Quelques mois après le transfert d'œuvres d'art, un média sri-lankais a rapporté que les autorités enquêtant sur les avoirs offshore de Nadesan avaient découvert un compte bancaire à Hong Kong contenant 22 millions de dollars appartenant à une société liée à Nadesan nommée Red Ruth Investments Ltd.

Les Pandora Papers révèlent que la société avait reçu des prêts annuels de 140 000 $ de Rosetti Ltd., la société jersiaise détenue par Nirupama Rajapaksa et Nadesan. Les dossiers montrent que Red Ruth a ensuite distribué des fonds à d'autres sociétés écrans et à la fiducie des îles Cook de Nadesan.

Nadesan a déclaré qu'il n'était pas au courant de l'enquête des autorités sur sa société Red Ruth.

Retour au pouvoir

Fin 2018, le Sri Le gouvernement lankais élu en 2015 a commencé à s'effondrer. De nombreux membres de la majorité cinghalaise se sont opposés aux réformes constitutionnelles proposées qui semblaient menacer leurs prérogatives. Le nouveau président a brusquement limogé le Premier ministre et installé le prédécesseur présidentiel et ancien opposant Mahinda Rajapaksa – une tentative de profiter de la popularité de Rajapaksa, selon les analystes politiques.

Le Parlement a déclaré la nomination illégale et l'a annulée. Mais la crise politique s'est avérée être une aubaine pour les frères Rajapaksa. En novembre 2019, Gotabaya Rajapaksa, l'ancien chef de la défense en temps de guerre, a été élu président.

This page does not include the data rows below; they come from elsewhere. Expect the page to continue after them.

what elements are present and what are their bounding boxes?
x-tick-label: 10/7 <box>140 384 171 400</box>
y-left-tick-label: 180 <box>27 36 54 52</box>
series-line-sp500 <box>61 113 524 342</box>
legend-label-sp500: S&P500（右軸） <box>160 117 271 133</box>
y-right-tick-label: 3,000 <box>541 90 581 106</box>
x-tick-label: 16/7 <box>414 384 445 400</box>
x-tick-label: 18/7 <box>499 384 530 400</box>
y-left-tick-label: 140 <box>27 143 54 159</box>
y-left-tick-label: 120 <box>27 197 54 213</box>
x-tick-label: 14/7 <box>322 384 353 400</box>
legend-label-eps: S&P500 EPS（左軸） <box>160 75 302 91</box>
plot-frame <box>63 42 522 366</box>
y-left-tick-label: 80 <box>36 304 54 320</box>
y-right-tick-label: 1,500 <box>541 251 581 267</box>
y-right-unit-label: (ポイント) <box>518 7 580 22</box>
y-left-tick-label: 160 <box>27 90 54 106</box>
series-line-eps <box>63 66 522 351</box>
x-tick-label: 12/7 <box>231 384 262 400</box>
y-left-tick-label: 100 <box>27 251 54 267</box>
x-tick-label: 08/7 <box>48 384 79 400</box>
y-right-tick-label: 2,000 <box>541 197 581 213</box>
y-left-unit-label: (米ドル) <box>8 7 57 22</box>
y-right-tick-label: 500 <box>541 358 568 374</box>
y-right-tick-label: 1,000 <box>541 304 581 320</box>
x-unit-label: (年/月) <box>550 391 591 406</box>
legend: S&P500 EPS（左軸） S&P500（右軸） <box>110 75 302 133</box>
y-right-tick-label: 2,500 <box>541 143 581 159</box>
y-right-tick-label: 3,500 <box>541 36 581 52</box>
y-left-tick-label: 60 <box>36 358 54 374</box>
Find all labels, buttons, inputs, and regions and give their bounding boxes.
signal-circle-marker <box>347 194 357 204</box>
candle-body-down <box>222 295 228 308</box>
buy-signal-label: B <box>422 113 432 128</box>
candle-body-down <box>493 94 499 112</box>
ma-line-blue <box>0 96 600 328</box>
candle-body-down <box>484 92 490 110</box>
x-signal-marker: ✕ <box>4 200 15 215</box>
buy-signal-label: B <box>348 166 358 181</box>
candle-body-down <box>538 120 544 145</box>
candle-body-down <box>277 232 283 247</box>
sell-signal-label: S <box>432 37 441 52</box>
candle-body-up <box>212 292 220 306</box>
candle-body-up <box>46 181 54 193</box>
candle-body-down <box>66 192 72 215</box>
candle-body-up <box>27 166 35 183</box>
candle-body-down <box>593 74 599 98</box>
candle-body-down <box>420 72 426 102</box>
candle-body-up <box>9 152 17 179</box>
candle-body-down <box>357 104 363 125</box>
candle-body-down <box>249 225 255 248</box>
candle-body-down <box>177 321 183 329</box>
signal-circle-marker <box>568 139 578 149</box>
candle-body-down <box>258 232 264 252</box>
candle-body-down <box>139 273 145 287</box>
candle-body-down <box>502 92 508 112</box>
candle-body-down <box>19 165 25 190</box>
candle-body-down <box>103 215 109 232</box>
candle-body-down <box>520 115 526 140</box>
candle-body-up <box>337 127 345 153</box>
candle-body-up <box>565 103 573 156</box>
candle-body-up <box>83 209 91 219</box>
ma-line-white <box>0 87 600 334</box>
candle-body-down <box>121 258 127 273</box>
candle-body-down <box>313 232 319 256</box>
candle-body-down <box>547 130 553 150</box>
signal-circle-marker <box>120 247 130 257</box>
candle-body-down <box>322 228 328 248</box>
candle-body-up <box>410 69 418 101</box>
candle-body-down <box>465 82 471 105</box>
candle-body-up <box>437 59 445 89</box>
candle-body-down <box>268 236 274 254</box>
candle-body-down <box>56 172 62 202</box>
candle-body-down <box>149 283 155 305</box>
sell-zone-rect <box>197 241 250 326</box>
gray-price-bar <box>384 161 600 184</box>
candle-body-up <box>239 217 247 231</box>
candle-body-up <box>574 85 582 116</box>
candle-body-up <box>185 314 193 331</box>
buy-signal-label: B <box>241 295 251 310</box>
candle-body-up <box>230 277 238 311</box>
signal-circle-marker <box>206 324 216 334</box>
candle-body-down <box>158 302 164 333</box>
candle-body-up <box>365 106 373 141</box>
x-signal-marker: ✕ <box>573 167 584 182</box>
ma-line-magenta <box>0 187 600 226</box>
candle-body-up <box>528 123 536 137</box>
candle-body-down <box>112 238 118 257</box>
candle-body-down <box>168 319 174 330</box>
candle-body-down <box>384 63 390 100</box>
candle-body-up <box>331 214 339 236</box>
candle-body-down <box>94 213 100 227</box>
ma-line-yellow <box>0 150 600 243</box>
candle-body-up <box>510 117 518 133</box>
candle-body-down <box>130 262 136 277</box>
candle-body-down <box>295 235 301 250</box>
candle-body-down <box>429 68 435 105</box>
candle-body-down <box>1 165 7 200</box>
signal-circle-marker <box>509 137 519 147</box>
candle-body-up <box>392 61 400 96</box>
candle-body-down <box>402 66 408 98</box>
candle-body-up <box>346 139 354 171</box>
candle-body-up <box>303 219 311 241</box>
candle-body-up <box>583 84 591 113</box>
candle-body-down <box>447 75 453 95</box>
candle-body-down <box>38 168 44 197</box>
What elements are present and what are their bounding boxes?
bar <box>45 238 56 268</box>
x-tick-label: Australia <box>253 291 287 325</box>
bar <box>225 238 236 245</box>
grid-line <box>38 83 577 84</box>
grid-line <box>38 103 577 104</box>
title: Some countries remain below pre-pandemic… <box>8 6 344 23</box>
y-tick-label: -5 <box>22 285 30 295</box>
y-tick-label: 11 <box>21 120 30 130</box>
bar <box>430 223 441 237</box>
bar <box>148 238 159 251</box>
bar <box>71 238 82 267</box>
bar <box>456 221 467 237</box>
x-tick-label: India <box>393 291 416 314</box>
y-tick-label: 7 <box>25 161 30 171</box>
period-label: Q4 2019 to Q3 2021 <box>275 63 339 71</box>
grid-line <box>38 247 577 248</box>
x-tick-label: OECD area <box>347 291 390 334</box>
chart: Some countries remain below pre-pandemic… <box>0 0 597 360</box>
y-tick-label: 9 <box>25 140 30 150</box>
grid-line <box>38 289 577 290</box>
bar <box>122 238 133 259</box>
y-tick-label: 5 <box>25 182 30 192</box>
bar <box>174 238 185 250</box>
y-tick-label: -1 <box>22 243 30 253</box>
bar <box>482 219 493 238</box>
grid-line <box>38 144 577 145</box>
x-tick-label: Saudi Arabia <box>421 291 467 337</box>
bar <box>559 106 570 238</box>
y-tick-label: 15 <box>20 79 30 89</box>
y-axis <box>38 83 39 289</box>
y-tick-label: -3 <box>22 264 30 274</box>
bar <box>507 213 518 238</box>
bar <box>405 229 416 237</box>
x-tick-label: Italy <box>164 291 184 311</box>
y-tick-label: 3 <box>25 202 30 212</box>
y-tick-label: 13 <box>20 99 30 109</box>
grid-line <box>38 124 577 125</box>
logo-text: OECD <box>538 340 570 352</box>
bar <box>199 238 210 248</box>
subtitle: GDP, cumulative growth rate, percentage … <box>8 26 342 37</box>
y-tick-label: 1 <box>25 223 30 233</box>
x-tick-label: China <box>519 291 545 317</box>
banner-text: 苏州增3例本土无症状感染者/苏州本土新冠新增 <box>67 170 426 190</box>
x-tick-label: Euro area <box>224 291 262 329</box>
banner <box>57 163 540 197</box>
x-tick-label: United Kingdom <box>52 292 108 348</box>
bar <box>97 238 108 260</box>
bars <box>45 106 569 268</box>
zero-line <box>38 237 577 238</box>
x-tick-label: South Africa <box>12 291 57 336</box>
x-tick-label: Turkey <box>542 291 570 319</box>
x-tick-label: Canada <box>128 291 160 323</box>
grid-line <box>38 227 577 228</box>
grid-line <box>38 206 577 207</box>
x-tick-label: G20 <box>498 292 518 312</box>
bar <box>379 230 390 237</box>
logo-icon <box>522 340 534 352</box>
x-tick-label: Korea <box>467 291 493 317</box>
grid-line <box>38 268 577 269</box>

Il a rapidement nommé Mahinda Premier ministre et a confié des rôles gouvernementaux de prune à d'autres membres de la famille.

En janvier 2021, le nouveau président a nommé une commission gouvernementale chargée d'examiner les allégations criminelles – y compris les accusations de détournement de fonds liées à des transactions foncières contre Nadesan – portées par le gouvernement précédent contre des alliés du Rajapaska. Malgré les objections des défenseurs des droits humains et d'autres critiques, la commission a recommandé l'abandon des charges contre Nadesan. L'affaire est en cours.

Contributeurs : Margot Gibbs, Echo Hui, Mario Christodoulou, Kentaro Shimizu

📣 L'Indian Express est désormais sur Telegram. Cliquez ici pour rejoindre notre chaîne (@indianexpress) et rester à jour avec les derniers titres

Pour toutes les dernières nouvelles du monde, téléchargez l'application Indian Express.

  • Le site Web d'Indian Express a été classé GREEN pour sa crédibilité et sa fiabilité par Newsguard, un service mondial qui évalue les sources d'information en fonction de leurs normes journalistiques.